Kenneth H. Shain, MD, PhD: I guess the points I would make are 1) it’s very exciting, obviously. But 2) is CAR T and now BiTE. The BiTE data I think were powerful. It tells us, we all thought the immune system was gone at this point, but now you’re engaging a T-cell, and it’s doing a fantastic job. So maybe we’re not so far off in terms of what we can do with the immune system late in therapy. The data are outstanding, but it also teaches us a bit of biology about myeloma later on, maybe educating us, at least changing our mind.

The ADC I think is a fantastic way to go because we’re talking about CAR T, BiTEs; these are things that I still think at this point, these are all academic center, all specialty center kind of drugs. The community really needs something else for these individuals who’ve failed lots of things. BCMA-targeted therapy with an ADC is a fantastic way to go. And again, hopefully we can work on how to help them figure out how to get an ophthalmologist or optometrist involved to help grade these things, what’s the right thing to do, holding, split dosing. Ways to figure things out would be important for getting it truly into the community where they really need it.
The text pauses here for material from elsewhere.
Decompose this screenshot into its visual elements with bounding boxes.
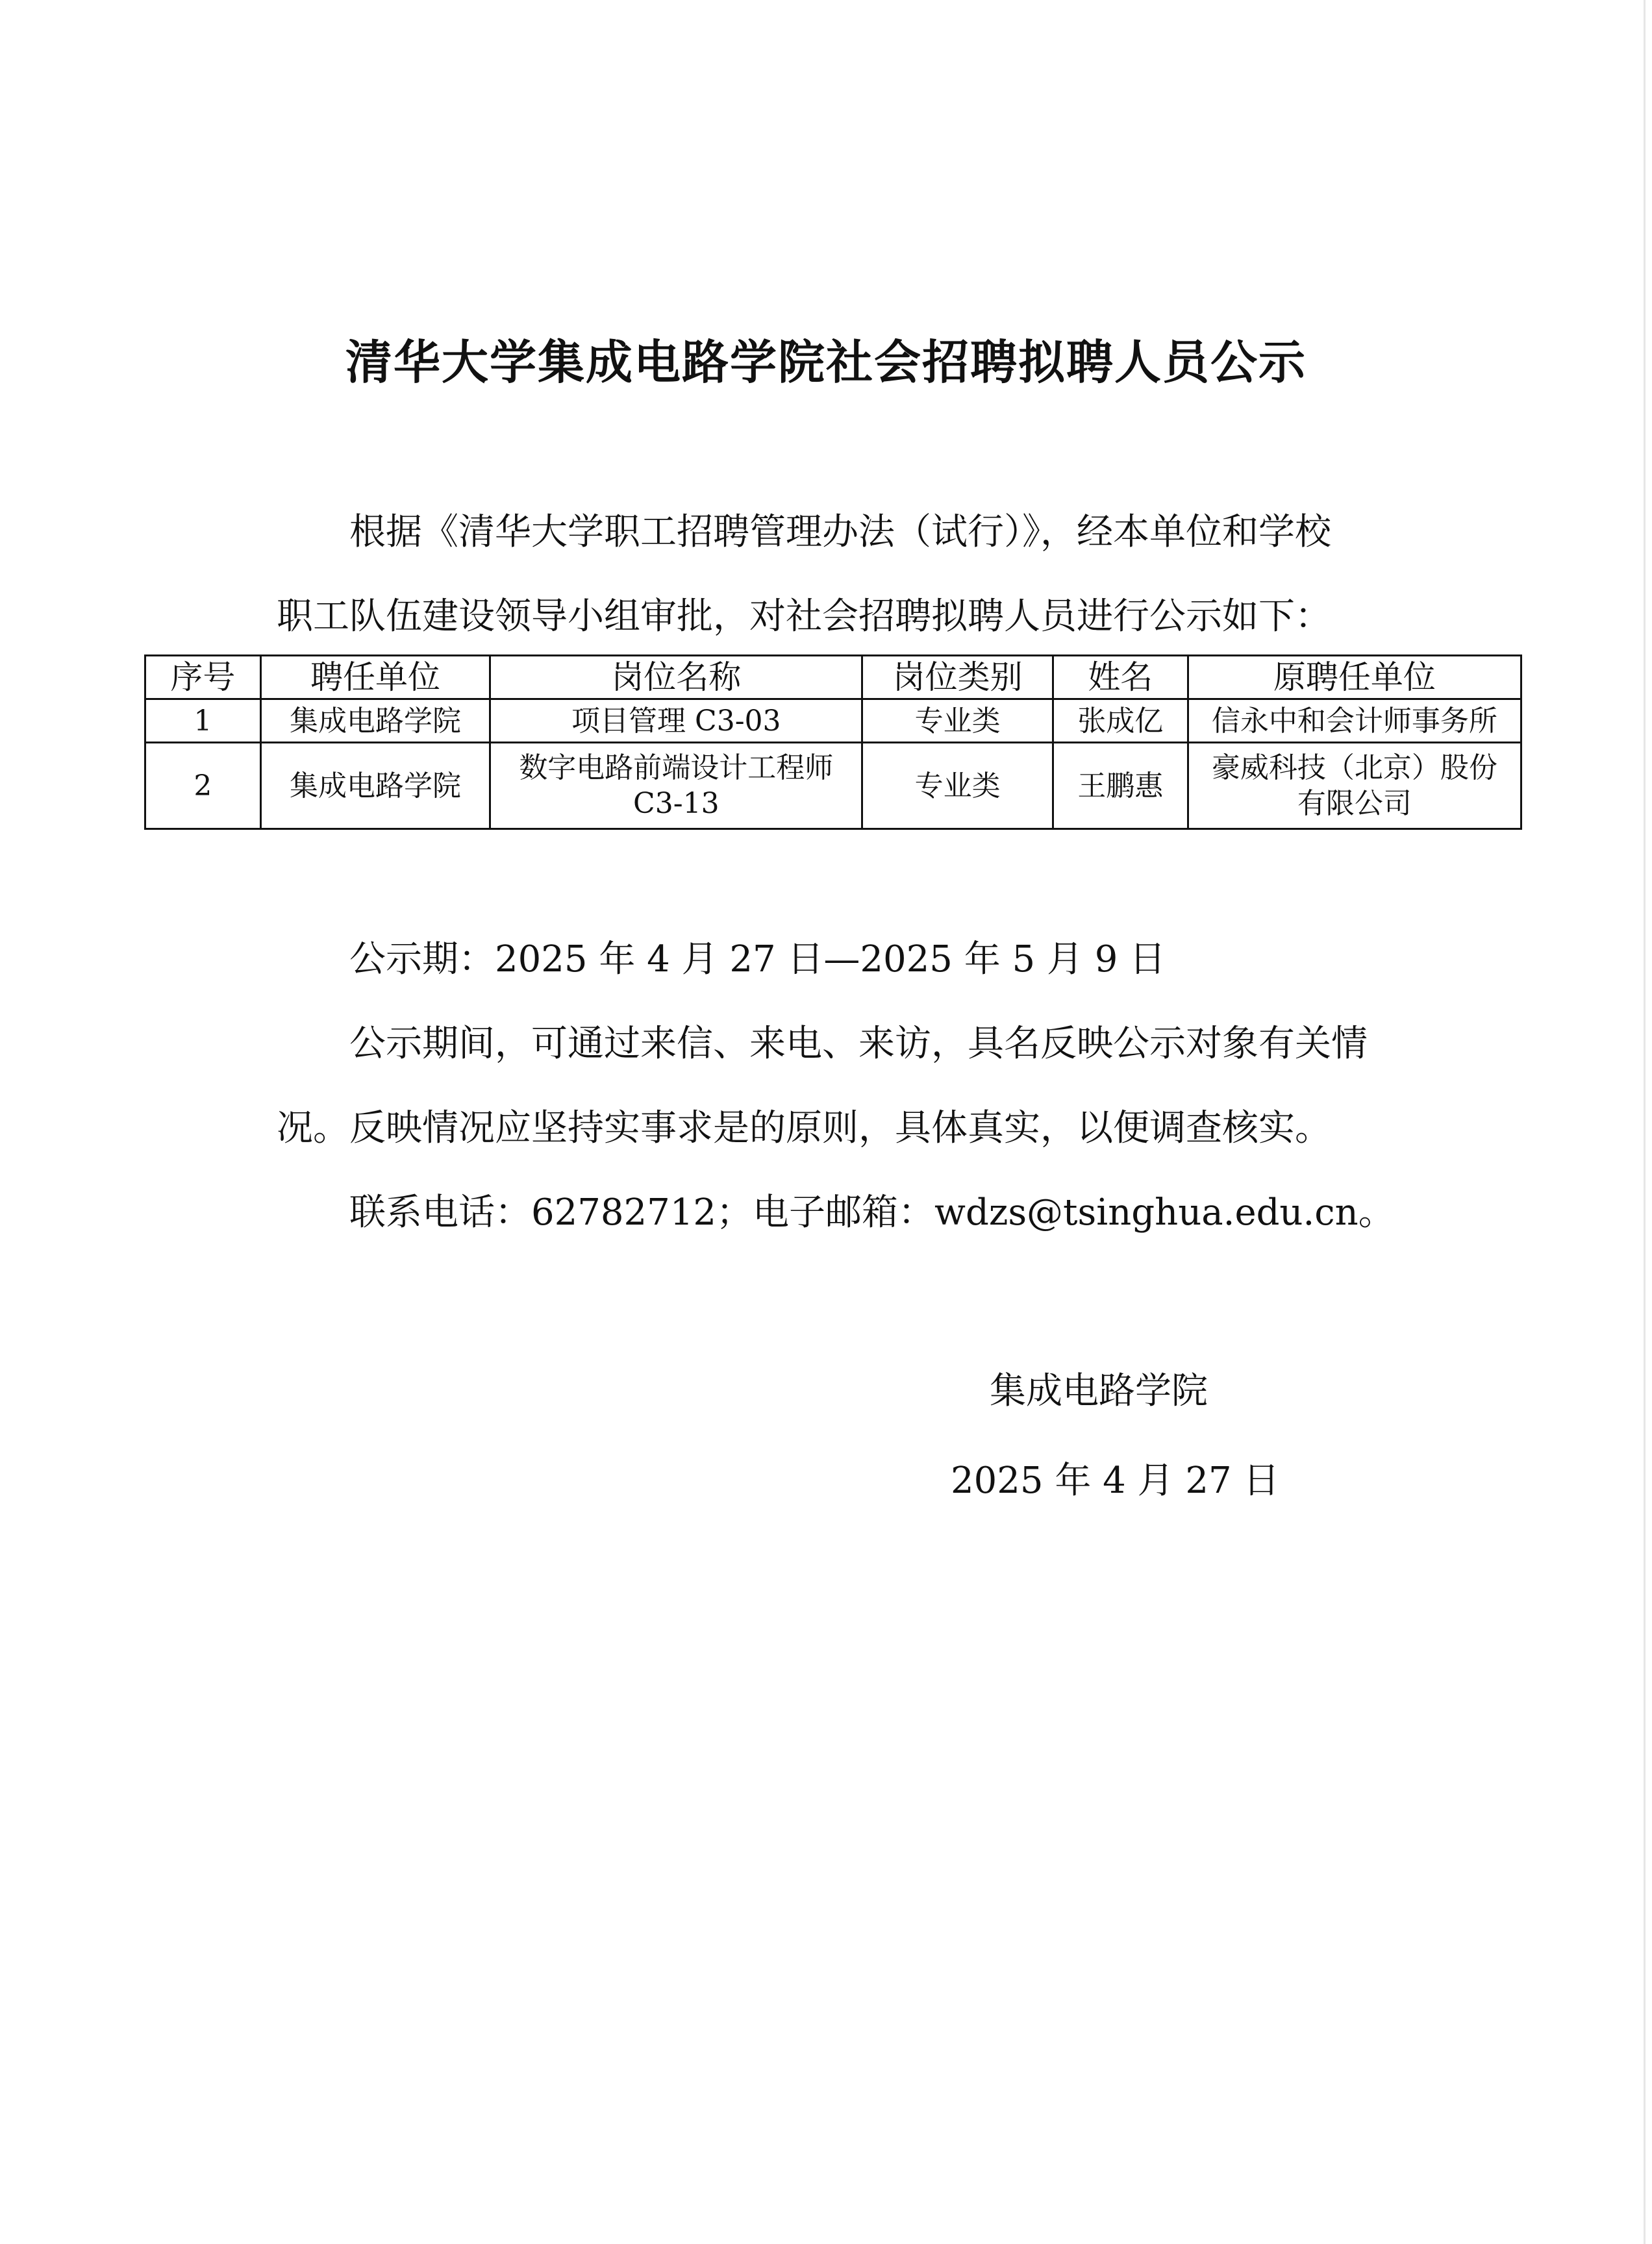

Paul Richardson, MD: Fantastic. Amrita, other thoughts?

Amrita Krishnan, MD: I think the thing that excited me a lot about the BCMA bispecific data was the idea that now we have bispecifics in myeloma. And all of us are on many conference calls at strange hours for several other targets. I think this is just the beginning of this story. We’re going to hear the GPRC5 target story in terms of CAR T as well as in bispecifics; FCRL5, so I think this is just tremendous as a whole. As Sagar said, I forget whether it was the platforms or the buckets; I think we’re going to have some new buckets in the future for patients.